Methodology Data of patients with grade 1 serous and grade 1–2 endometrioid and mucinous ovarian cancers who underwent cytoreductive surgery for recurrent disease between 01/2001 and 04/2023 were reviewed, and 77 recurrences were eligible for the study analysis. Multivariate proportional odds models were used to identify factors.

Results Complete cytoreduction was achieved in 31 of 55 (56.3%) patients in surgery for the first recurrence and in 41(53.2%) of all recurrences. The PPV of positive AGO score for complete resection in the first recurrence was 66.7 (95% CI:47.3–81.7%) (p=0.117), and it was 72% (95% CI:55.2–84.3%) (p=0.008) for all recurrences.

Only 7.8% of patients presented with an ascites volume of >500ml.

Univariate analysis revealed that FIGO-stage (p=0.01), treatment-free interval (p=0.023), CA-125 (p=0.013) in all recurrences, and ascites (p=0.028) in the first recurrence are associated with complete cytoreduction. However, logistic regression revealed that none of these factors has an independent and significant impact on the probability of achieving complete resection.

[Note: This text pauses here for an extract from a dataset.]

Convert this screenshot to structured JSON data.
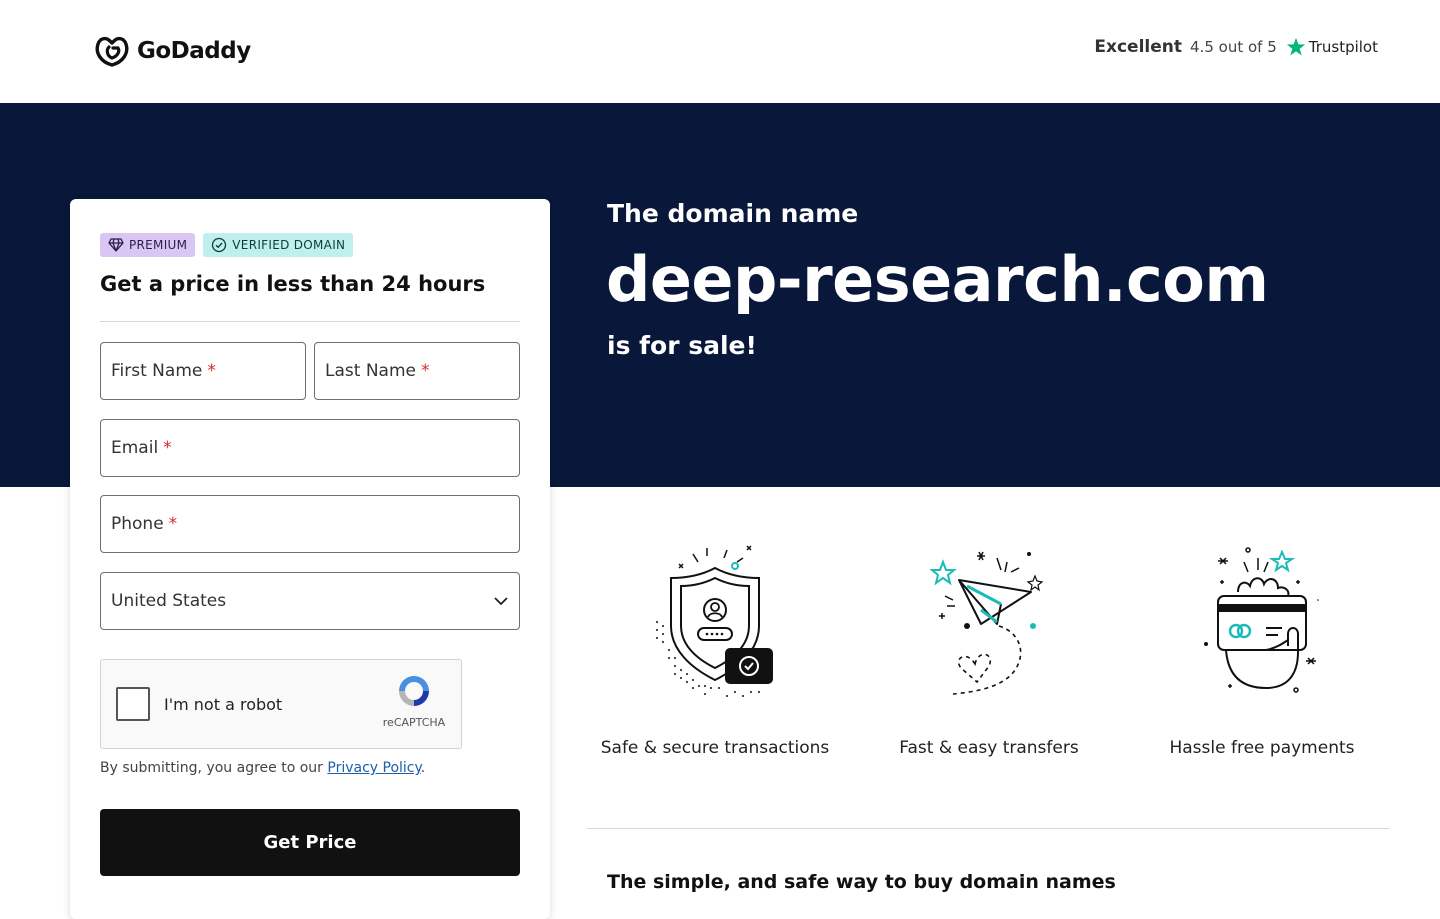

Conclusion Our analysis showed that AGO score is not suitable for anticipating complete cytoreduction in the first and subsequent recurrences of low-grade cancers. None of the factors constituting the AGO score reached independent significance in predicting complete resection. We could also not introduce further criteria for optimal selection of these patients, hence patient selection remains at the clinician’s discretion in recurrent low-grade cancers.